The couple moved to Arlington and then Ferris, raising Tia along the way, while starting and expanding a local newspaper, the Ferris Press, which later became the Ellis County Press, which thrives to this day. Stringently Christian, while not affiliating with any specific church, Sheila and Charlie strove to share their faith at every opportunity, believing their calling was to demonstrate the love of a merciful God to a lost and dying world.
In 2008, Sheila suffered a series of massive strokes that paralyzed the left side of her body and forced her to learn to speak and walk from scratch. As with most challenges in her life, she attacked this new situation with gusto, rehabilitating first in a hospital, then in a nursing home (which she called the "silver slammer"), and finally at home with Charlie, who along with her beloved dog Elmer, attended any needs she could not tend to herself. As she recovered, Sheila slowly regained her ability to take over responsibilities at the newspapers she and Charlie owned, and did her best to cover, edit and publish stories that uncovered corruption, graft and wrongdoing at the local level in Red Oak, Ferris and the greater Ellis County area.
In late August of 2019, Sheila fell and broke her hip, requiring major surgery to replace the broken bone with a titanium replacement. Doctors overcorrected on antibiotic treatment, killing off helpful digestive tract bacteria, which led to her hospitalization in September. Later that month, doctors found her unresponsive after a massive stroke on the other side of her brain, which left her essentially paralyzed and functionally unable to mentally recover.
Sheila had long before informed her husband and her children of her unwillingness to be kept alive by artificial means. Per her wishes, she was removed from life support.
She leaves to mourn her passing her husband, Charles Hatfield of Ferris, Texas, sister Betty Hill, children Troy Wright, Candis Ryczkowski, Leif Wright and Tia Mogged.

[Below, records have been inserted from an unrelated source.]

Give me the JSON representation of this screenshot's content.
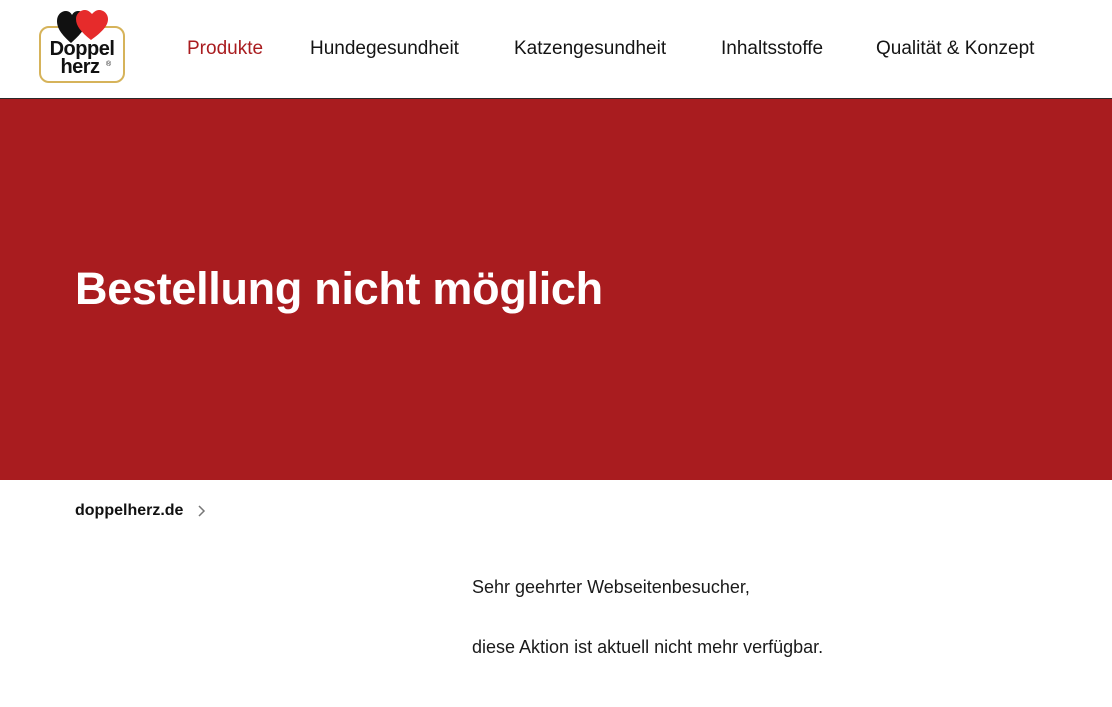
{
  "logo": {
    "line1": "Doppel",
    "line2": "herz",
    "registered": "®",
    "colors": {
      "heart_black": "#111111",
      "heart_red": "#e62b2b",
      "frame": "#d6b35a"
    }
  },
  "nav": {
    "items": [
      {
        "label": "Produkte",
        "active": true
      },
      {
        "label": "Hundegesundheit",
        "active": false
      },
      {
        "label": "Katzengesundheit",
        "active": false
      },
      {
        "label": "Inhaltsstoffe",
        "active": false
      },
      {
        "label": "Qualität & Konzept",
        "active": false
      }
    ]
  },
  "hero": {
    "title": "Bestellung nicht möglich",
    "background": "#a91c1f"
  },
  "breadcrumb": {
    "home_label": "doppelherz.de",
    "separator_icon": "chevron-right-icon"
  },
  "content": {
    "greeting": "Sehr geehrter Webseitenbesucher,",
    "message": "diese Aktion ist aktuell nicht mehr verfügbar."
  }
}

In addition, she leaves step-children Erik Hatfield and Stephanie (don't know her last name). She also leaves grand-children Sara Kessler, Jacob Ryczkowski, Leif Absalom Wright, Asa Wright and Avery Mogged.
In addition, she leaves nieces Jackie Doehling, Regina Cavenaugh, Darla Sanborn, Lisa Hynes, Monique Decker and Michelle Arnold. Sisters-in-law Shelley Watkins and Tina Richardson, as well as her sister-in-law, Ellen Marmor.
She was preceded in death by her parents, her brother Walter Marmor, Ruth Marmor and her late niece, Karen Marmor.